If we were to investigate the pre-Renaissance stagnation, we would appreciate the parallel development of a facet of knowledge slowly becoming absolute authority: Christianity. The Middle Ages is often tainted with the title of the “Dark Ages”, yet it is intellectually irresponsible to believe that intellectual progress was non-existing at the time. I also believe that regression is just as much an intellectual activity as is progression, thus those who believe that the Middle Ages did not stimulate intellectual activity are deeply mistaken. Nonetheless, it is arguable that after Constantine the First’s decree on tolerance of Christianity, Europe’s fundamental intellectual authority, the common polytheistic view was completely dismantled. Furthermore, the Christian religion slowly but surely instituted itself so deeply in governance, that it survived even the fall of Rome as the main religious and political sovereign power. Up until the 9th century, this firm hold on authority was not in the Church’s possession, at least not entirely.

What then is the new intellectual authority instituted by the Renaissance? This is completely debatable, but like I mentioned earlier, the two new outlets of knowledge are what bloomed from the movement. They both, but one especially, gained full authority on any insight of intellectual power, thus also influencing political dogma; the sciences became the new authority. Sciences itself was sprouted from the Liberal Arts curriculum, hence its small but still existing influence on the intelligentsia. The sciences have engulfed every form of doctrine, except perhaps law, and have rendered the scientific method as status quo.

Science, nonetheless, like Christianity, took some time to become authority. First, it needed a philosophical basis, which was created at the same time as the Scientific Revolution; the post-Renaissance philosophers and the Enlightenment philosophers both exemplified the sciences as the right route. In the 19th century, the Romantics rejected Christianity entirely and gave science full authority, even to the point of shaping our understanding of our civilization in a scientific way, hence social sciences. However, herein lies our problem: something new became authority and stagnation was bound to happen again.

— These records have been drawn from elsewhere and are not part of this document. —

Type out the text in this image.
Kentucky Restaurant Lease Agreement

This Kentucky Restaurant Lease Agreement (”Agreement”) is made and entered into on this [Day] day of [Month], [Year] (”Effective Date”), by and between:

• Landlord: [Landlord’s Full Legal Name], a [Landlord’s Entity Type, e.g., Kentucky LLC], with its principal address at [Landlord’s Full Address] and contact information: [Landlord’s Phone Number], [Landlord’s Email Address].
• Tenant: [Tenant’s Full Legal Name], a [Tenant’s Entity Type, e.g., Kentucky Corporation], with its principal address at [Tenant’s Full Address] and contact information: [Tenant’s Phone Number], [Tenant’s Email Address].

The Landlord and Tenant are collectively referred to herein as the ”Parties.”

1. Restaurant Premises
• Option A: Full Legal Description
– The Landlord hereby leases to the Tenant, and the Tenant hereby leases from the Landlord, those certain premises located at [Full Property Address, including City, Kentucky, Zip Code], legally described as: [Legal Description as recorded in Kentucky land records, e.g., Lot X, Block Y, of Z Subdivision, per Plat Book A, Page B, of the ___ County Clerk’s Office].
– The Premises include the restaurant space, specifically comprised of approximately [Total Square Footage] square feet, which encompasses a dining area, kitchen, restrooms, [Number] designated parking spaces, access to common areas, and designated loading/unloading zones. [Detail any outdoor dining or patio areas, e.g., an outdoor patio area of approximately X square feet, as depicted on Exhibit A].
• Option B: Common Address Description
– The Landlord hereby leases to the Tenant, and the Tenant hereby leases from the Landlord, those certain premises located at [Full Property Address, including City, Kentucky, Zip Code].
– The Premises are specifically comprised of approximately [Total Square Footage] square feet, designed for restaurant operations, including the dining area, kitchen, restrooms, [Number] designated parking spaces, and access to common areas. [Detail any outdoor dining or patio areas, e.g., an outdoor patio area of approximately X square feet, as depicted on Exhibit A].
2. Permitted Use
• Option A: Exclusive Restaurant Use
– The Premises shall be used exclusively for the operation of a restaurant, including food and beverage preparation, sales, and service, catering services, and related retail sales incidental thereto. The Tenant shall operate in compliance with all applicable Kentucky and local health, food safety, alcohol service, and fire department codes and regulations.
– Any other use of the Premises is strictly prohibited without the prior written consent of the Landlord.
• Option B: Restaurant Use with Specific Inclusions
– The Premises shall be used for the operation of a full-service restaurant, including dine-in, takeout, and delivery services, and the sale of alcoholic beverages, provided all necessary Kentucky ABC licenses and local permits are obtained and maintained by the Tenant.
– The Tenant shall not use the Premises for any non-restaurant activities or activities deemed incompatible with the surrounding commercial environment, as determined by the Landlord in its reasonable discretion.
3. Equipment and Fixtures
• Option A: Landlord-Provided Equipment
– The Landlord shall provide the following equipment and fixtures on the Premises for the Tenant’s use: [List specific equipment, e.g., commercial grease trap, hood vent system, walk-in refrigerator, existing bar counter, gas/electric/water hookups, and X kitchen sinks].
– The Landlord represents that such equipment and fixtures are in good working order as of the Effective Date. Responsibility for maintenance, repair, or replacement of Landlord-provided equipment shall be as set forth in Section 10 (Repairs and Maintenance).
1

The 20th century is the century which first experienced this new stagnation. Many do not know this, but right now science is in conflict, which it has been since the very late 20th century. It appears, to my little knowledge on the subject, that the many theories now introduced, based on modern physics on the laws pertaining to our universe, and pertaining to the extent that we can know on our universe, are somewhat collapsing onto themselves. Many scientists are now arguing as to how we can pursue the sciences, mainly quantum physics. It seems that our authority of knowledge is collapsing, and we have now been avidly searching for an answer.

But this uncertainty has been echoed through every other field, whether it be anthropology with the lack of a missing link in our evolutionary spectrum, or even art studies with its inability to understand art as a whole concept. It is our job as human beings, now globally intertwined, to proliferate consciousness, and to proliferate an interest in knowledge, for we live in the most dangerous times yet. We have a limited supply of potable water that will last us very few years, breathable air is becoming rarer and rarer with time, and our atmosphere is ripping apart. The biggest threat of stagnation is this chaos that it brings, however, unlike our ancestors, we do not have the luxury of stagnation. We do not have the luxury of waiting for three centuries for we will all be dead.

Not only is our planet dying, but our geopolitics are deteriorating, and every social and political ideal produced after the Renaissance is failing us. Furthermore, we now have the power to kill each and every single one of us in these moments of chaos. The year 2016 has just begun; the threat of world war has never been greater and the global capitalist establishment is on the brink of collapsing, for the second time… This is not an opinion piece, this is an imploring letter to whomever is reading this. I urge you to apply yourself to enlightenment, to acquire knowledge, and to participate in the Great Conversation. Your life just so happens to depend on it.